Alas, poor uBlock, we hardly knew thee

The Manifest rulesets outline the way Google’s world-eating browser interacts with extensions — essentially the only things that give users significant control over their web-surfing experience. The V3 standards hit the popular software years ago, but V2-complaint extensions did and do remain functional in Chrome’s public release.


In an entirely expected and roundly denounced move, Google has begun testing the complete deprecation of Manifest V2 extensions in its super-ultra-early Chrome test build. Called Chrome Canary, it’s partly used to ensure subtle changes don’t outright kill the program — hence the name.

Ad blockers have been among the most-used extensions since broadband became widespread-enough to spare some bandwidth for flashing, animated, annoying ads sprinkled throughout every page. Fundamental changes within the Manifest V3 rules mean the most powerful of those, including long-time crowd favorite uBlock Origin, simply won’t work once Manifest V2 breathes its last.


Let the funeral march begin

If only Chrome hadn’t been getting worse for a while

A Pixel 6 with Firefox showing the bottom toolbar.

Ad blockers still work in the public version of Chrome, but like all of ours, their deaths will come surely if not swiftly. Manifest V2 extensions have been “unsupported” in Chrome Canary since June, but a custom flag let you disable the disabling and turn your aging, lifesaving extensions back on. But that flag has disappeared from the latest Canary release, and the funeral dirge has begun to play. It’s only a matter of time before you can’t block most ads on the Chrome browser.

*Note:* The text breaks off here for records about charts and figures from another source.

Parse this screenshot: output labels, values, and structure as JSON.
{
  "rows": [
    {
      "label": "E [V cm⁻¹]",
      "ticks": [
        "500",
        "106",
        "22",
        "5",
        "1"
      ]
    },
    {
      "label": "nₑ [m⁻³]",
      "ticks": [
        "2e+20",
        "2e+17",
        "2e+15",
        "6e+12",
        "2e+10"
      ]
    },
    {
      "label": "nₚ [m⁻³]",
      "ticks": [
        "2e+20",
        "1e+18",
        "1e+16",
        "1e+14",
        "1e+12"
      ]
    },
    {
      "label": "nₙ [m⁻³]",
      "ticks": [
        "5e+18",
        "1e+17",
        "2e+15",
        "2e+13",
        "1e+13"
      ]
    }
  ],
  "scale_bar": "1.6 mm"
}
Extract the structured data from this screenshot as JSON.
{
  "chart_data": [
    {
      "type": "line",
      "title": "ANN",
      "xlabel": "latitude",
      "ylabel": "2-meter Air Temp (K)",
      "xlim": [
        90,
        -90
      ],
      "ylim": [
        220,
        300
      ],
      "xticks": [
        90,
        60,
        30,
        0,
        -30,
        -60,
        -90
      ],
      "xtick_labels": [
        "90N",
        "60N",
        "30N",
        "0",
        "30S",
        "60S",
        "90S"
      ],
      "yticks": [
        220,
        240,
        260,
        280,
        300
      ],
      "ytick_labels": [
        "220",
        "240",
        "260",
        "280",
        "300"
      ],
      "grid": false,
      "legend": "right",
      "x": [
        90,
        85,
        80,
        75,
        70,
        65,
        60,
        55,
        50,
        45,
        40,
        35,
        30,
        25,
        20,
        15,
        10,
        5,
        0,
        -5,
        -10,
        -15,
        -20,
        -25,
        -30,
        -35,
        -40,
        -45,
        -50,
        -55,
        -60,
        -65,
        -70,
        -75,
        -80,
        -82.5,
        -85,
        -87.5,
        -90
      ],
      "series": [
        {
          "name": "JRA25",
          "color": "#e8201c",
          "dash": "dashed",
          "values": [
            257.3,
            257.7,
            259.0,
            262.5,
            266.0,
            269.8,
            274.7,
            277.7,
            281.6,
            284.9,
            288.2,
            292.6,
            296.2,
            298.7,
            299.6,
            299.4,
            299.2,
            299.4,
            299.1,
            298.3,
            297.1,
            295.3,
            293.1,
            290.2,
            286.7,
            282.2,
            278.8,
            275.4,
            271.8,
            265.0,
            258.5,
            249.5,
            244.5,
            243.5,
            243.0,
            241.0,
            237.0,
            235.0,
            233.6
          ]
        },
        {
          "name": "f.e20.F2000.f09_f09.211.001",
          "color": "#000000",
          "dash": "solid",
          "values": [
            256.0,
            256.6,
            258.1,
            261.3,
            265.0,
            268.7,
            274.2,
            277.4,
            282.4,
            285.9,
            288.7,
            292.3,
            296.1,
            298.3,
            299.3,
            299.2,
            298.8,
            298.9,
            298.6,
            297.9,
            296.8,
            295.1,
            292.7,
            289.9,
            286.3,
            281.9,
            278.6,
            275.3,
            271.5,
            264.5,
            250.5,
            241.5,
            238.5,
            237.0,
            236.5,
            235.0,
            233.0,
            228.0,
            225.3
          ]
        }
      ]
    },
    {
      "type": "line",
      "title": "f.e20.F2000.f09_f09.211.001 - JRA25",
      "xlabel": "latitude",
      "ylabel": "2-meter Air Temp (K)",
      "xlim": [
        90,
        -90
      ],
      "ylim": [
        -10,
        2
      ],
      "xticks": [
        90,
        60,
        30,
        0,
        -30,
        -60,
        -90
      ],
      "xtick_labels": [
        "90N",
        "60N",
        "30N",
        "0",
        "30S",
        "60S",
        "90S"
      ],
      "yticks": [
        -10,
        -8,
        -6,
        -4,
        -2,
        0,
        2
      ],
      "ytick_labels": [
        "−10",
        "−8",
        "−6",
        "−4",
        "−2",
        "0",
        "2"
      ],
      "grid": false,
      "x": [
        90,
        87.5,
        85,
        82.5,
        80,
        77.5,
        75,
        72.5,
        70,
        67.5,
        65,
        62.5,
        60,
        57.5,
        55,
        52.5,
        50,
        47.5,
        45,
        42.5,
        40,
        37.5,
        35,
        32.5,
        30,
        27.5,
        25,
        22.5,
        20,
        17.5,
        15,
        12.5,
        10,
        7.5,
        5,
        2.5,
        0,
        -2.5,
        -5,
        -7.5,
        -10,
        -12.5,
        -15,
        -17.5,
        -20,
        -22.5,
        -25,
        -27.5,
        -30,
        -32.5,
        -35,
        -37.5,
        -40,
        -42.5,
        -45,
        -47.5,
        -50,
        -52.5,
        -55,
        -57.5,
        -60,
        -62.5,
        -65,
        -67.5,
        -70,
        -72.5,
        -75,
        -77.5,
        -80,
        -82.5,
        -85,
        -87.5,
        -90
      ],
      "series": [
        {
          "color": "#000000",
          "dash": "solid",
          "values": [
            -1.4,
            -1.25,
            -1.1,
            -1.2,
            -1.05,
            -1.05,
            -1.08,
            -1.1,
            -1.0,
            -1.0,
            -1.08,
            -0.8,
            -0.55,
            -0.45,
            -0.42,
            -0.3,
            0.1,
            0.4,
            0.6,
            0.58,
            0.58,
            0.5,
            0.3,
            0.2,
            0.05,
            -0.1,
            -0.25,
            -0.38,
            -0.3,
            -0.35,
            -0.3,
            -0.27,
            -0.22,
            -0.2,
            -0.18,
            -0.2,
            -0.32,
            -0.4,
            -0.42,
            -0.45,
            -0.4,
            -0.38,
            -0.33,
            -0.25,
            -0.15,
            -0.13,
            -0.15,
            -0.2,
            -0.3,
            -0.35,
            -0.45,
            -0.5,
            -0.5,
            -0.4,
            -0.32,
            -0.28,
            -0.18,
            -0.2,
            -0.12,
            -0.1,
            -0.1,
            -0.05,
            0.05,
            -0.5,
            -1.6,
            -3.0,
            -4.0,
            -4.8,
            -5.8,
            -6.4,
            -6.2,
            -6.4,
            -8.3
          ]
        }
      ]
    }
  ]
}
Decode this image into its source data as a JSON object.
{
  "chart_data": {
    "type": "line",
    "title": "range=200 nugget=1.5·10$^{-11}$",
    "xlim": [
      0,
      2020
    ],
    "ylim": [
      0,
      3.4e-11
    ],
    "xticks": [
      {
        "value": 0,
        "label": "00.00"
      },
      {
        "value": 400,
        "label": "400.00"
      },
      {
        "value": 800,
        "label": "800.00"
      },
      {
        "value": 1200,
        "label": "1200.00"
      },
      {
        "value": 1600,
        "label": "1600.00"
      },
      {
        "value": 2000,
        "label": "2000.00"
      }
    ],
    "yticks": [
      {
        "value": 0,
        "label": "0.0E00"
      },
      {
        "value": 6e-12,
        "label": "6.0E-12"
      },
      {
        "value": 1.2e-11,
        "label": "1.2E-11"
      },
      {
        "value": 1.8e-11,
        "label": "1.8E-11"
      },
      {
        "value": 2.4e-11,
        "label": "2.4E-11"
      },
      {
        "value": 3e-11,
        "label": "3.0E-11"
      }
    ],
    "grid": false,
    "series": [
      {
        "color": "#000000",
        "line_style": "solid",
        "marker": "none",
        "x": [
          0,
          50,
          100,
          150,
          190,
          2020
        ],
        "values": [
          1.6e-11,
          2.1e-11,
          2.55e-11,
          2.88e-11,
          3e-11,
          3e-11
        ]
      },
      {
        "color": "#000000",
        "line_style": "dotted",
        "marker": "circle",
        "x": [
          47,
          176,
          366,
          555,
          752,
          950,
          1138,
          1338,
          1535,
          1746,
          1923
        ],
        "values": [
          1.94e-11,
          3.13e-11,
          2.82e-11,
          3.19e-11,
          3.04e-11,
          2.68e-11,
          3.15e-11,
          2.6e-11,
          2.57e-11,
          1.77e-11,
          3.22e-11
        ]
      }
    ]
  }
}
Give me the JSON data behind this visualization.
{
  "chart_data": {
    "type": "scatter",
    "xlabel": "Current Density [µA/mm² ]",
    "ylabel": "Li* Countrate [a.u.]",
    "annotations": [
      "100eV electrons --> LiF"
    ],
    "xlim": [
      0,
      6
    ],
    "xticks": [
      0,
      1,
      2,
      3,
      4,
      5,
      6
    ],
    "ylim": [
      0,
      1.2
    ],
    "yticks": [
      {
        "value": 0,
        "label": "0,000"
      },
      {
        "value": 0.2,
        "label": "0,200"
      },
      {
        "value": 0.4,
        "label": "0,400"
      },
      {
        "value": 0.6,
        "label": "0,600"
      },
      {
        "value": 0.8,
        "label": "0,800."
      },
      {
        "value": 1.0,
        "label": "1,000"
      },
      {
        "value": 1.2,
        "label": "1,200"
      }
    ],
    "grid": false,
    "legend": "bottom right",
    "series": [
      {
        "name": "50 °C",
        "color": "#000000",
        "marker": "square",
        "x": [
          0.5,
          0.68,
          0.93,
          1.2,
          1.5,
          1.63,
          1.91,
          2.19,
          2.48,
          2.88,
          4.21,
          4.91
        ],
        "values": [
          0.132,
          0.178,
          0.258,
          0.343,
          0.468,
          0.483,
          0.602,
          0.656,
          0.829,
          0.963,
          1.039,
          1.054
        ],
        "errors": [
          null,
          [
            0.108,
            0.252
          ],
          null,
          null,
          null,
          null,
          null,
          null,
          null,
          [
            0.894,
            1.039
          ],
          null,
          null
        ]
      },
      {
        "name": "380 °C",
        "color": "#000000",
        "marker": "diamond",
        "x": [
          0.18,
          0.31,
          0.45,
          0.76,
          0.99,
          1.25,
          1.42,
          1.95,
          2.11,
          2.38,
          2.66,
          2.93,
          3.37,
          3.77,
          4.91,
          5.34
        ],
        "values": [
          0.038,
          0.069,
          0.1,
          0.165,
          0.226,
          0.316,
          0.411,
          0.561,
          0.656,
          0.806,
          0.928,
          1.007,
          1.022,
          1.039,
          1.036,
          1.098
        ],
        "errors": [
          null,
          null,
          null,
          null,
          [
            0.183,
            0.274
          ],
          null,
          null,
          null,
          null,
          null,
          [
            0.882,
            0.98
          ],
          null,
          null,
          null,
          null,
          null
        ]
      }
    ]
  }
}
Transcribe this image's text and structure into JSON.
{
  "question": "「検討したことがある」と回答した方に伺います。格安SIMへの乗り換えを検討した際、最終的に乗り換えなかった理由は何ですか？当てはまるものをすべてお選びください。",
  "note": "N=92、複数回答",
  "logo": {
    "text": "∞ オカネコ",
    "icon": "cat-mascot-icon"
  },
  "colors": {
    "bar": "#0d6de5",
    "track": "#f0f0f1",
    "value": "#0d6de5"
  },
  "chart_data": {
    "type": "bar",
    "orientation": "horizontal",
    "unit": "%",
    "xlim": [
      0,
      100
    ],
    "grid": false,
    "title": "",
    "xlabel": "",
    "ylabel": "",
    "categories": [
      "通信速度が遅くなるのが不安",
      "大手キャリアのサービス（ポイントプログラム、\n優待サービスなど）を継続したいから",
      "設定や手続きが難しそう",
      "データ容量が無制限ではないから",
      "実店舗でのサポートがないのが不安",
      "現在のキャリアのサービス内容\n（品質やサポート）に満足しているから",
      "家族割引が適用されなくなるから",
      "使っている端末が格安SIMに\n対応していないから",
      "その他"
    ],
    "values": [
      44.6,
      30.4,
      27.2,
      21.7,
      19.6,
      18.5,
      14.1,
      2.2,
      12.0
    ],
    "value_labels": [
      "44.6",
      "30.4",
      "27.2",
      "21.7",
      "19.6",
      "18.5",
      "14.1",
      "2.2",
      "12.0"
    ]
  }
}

While there may not be hope, there is cope: Power users and novices alike have decried Chrome’s various UI changes over the last couple of years, a remembrance that takes away some of the sting. Despite lightning-quick rendering and nearly universal compatibility across regions, interface changes like the barely distinguishable active vs. background tab colors make it less painful to abandon Google’s internet portal. In other words, it’s a better time than ever to switch to Firefox, the free, open-source browser that at least gives you the freedom to surf the web the way you want.